Cover albümler her daim tartışılan bir konu. Sizi kolaycılıkla suçlayan çok olur, baştan başa cover parçalardan oluşan bir albüm yaptığınızda... Zaten tanınıp sevilmiş şarkıları tekrar yorumlamanın risk almamak olduğunu düşünen... Bana göre de riskin ta kendisidir, başka bir yorumla benimsenmiş parçaları alıp kendinizin kılmaya soyunmanız. Hele de Hayko Cepkin’in yaptığı gibi bambaşka tarzlardan şarkıları seçip bir potada eritmeniz...
‘Beni Büyüten Şarkılar’ adıyla DMC’den çıktı Cepkin’in yeni albümü. Çok sıcak ve samimi bir başlık. Çocukken ne dinlediyse, hangi şarkılardan etkilendiyse onları söylemek istemiş. Görünüşe göre de çok renkli bir çocukluk geçirmiş. İbrahim Tatlıses de dinlemiş, Edip Akbayram da, Zeki Müren de, Moğollar da, Selda Bağcan da... Şimdi bunları kendi müzikal süzgecinden geçirip o çok özgün vokali ve kendine has düzenlemeleriyle sunuyor.

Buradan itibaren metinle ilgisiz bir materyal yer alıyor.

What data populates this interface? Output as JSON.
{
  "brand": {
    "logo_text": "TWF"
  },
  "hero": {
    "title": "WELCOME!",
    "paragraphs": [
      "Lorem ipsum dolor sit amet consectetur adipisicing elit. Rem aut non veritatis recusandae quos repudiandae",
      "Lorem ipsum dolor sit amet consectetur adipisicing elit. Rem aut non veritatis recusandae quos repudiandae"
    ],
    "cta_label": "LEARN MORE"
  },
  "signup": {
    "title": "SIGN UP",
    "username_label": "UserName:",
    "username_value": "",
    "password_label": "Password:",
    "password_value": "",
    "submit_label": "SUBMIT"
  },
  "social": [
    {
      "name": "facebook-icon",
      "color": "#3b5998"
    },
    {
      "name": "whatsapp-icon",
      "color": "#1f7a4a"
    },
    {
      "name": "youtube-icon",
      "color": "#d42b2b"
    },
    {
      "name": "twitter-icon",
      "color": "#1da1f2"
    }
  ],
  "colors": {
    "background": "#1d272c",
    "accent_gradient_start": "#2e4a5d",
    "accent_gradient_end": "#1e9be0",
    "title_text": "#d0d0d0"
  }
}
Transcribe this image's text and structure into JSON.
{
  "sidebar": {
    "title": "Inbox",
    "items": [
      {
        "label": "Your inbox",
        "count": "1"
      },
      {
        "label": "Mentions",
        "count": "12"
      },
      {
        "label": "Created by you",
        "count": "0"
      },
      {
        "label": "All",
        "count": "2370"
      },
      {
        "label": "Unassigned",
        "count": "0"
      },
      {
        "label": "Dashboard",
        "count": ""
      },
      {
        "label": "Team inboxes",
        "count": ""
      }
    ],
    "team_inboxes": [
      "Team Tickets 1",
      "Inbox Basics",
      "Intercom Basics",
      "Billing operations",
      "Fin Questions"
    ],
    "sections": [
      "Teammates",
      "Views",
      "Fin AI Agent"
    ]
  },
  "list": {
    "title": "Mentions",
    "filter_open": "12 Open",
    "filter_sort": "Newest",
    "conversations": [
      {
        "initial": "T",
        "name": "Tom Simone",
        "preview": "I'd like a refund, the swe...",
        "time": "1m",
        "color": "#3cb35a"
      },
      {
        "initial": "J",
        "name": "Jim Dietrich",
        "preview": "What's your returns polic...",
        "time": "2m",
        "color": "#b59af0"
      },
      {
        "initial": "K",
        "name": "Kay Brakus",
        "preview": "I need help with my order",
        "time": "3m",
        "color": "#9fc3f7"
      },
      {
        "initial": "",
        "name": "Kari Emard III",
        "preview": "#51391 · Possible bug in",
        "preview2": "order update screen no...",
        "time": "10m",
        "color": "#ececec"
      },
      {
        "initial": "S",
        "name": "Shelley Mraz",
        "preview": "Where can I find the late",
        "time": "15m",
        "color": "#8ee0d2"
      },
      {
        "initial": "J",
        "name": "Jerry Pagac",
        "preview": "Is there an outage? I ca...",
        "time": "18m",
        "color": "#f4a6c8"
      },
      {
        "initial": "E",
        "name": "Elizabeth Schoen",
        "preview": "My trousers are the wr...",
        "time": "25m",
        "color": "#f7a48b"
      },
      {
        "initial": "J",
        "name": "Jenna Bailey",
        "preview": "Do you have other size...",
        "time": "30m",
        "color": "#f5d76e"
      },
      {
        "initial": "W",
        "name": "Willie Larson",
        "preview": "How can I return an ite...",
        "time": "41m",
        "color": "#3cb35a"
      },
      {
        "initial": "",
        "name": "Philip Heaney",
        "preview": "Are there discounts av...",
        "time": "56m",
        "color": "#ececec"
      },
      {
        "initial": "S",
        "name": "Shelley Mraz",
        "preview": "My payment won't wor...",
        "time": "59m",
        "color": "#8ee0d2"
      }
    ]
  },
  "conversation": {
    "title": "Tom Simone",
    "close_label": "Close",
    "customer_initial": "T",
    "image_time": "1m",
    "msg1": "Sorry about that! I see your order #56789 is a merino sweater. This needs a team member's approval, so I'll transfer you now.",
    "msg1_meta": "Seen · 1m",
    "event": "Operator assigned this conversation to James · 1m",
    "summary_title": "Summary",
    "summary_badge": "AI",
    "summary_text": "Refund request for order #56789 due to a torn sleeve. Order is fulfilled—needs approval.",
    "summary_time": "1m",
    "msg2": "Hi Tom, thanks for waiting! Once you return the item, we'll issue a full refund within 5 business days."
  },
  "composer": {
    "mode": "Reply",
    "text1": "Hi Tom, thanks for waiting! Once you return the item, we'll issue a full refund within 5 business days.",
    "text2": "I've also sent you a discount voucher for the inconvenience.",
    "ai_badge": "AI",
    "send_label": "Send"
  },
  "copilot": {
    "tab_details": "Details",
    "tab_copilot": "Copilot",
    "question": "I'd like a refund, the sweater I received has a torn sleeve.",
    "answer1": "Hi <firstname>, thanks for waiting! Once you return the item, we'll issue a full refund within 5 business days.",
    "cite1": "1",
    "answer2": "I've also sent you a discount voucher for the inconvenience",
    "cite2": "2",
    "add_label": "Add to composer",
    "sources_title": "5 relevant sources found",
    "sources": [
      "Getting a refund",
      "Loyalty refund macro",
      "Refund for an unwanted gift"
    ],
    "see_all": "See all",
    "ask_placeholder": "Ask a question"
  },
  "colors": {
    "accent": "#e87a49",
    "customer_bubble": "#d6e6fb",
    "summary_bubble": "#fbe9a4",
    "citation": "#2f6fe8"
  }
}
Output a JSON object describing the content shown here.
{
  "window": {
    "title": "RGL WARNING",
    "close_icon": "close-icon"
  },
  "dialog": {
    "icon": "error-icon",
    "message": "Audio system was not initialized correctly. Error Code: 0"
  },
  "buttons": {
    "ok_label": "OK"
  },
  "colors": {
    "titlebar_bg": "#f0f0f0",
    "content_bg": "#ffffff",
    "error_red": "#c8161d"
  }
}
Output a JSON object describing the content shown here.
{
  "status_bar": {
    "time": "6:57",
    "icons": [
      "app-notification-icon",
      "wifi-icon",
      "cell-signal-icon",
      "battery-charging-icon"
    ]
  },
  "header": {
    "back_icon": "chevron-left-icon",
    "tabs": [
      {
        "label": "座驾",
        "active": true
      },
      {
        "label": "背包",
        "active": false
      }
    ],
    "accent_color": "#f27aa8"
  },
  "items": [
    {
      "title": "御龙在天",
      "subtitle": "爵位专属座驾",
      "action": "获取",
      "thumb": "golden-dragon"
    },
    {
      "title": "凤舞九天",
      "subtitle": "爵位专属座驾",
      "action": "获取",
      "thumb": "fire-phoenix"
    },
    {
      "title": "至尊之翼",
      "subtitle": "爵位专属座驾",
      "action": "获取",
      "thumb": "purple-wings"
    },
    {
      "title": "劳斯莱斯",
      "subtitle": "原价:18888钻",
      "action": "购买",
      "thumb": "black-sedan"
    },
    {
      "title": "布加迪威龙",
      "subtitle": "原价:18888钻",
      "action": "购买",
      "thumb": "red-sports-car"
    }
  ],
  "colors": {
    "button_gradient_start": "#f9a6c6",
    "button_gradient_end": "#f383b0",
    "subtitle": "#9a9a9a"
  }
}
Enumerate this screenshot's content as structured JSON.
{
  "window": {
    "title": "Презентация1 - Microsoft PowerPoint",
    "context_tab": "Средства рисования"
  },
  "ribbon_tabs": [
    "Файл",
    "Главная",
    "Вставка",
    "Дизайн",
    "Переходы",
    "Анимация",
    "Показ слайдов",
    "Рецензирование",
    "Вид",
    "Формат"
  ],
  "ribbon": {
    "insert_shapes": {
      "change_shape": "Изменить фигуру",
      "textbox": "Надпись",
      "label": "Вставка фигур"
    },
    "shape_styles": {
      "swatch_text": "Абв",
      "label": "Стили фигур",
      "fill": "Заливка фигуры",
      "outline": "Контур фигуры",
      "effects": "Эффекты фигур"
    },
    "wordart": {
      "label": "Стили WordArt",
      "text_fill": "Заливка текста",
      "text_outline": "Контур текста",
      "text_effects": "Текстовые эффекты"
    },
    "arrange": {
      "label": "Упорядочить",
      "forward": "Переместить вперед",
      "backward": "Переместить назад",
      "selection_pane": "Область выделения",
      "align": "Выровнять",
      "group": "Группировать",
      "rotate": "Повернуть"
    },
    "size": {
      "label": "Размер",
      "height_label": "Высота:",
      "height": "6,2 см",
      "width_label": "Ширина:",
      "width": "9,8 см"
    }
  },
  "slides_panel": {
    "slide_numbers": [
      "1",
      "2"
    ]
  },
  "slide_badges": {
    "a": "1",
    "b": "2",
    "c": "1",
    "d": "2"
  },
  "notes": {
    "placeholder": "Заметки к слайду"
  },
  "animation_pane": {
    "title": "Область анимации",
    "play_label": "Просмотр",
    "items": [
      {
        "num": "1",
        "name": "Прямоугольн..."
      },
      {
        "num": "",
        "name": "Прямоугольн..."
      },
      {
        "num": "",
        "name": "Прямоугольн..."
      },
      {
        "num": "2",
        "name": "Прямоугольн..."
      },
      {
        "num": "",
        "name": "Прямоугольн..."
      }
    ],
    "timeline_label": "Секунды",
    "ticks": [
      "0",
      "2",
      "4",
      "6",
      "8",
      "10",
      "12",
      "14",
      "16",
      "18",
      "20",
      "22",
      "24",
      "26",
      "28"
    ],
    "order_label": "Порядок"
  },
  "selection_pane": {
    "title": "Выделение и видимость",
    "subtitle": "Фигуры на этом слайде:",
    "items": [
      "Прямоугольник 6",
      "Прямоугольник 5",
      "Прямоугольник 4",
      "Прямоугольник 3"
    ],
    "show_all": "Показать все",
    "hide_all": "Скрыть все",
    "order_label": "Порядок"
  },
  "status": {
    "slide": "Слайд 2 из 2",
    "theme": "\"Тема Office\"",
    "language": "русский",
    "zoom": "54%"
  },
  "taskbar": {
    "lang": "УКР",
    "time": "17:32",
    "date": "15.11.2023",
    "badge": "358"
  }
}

‘Ben İnsan Değil Miyim?’le açılıyor albüm. Müthiş bir seçim, ‘arabeski rock sosuna bulamanın modası geçmedi mi?’ diye önyargıyla yaklaşmamalı, bu gerçek bir Hayko Cepkin şarkısı olmuş. ‘Aldırma Gönül’ de öyle, daha introdan sarıp sarmalıyor insanı. Hayki’nin rap bölümü de cuk oturmuş şarkının içine. Sonra ‘O Çeşme Kurumuş Akmıyor Artık’ geliyor ve ‘bir insanın sesi her şarkıya mı uyar?’ dedirtiyor. Sanat müziği de söylese olurmuş, arabesk de, türkü de... Hepsini kendi şemsiyesi altında buluşturabilmesi bundan. ‘İtirazım Var’ da mesela onun için yazılmış gibi. Müslüm Gürses hayatta olsaydı da düet yapsalardı ne iyi olurdu.
‘Ağır Roman’ın meşhur şarkısı ‘Ağla Sevdam’ benim için albümün en tekrar tekrar dinlenesi şarkısı oldu. Aysel Gürel’e özlem, Atilla Özdemiroğlu’na saygıyla... Ne kadar güzel yazmış Aysel Gürel, “Can evinden bıkar, can uçar / Boş kalır o hanlar, saraylar”. Özlemişiz çok.
Bir diğer takılıp durduğum şarkı da, Cahit Berkay’ın Sivas katliamının ardından yazdığı vurucu ‘Issızlığın Ortasında’. Hayko Cepkin yorumu da ilki kadar tüyler ürpertici olmuş. Issızlığın ortasından, ateşle dumanın arasından kopup gelen bir çığlık gibi...
Her parçaya yakışıyor sesi
Sabahat Akkiraz’ın ‘Neydi Günahım'ını daha önce konserlerde dinlemiştik Cepkin’den. Bu albümde de yer almış, çok da yerinde olmuş. Aşık Mahsuni Şerif’in ‘Yuh Yuh’u da öyle. Hayata dair söz mü söylemek istiyorsunuz, anlamı önce bu köklerde aramak lazım. ‘Nem Kaldı’yı ise Cem Karaca’nın orijinal alt yapısına sadık kalarak yorumlamış şarkıcı. Diyorum ya, her parçaya yakışıyor sesi.
“Hayatımın, fikirlerimin ve müziğimin olgunluk dönemine giriyorum” diyen bir müzisyenden bu olgunluğun hangi çeşitlilikten beslenip büyüyerek geldiğini ortaya koyan, dört dörtlük bir çalışma. Buna ‘Vol.1’ demiş, demek devamı kapıda. Cover böyle yapılacaksa bize de merakla beklemek düşüyor.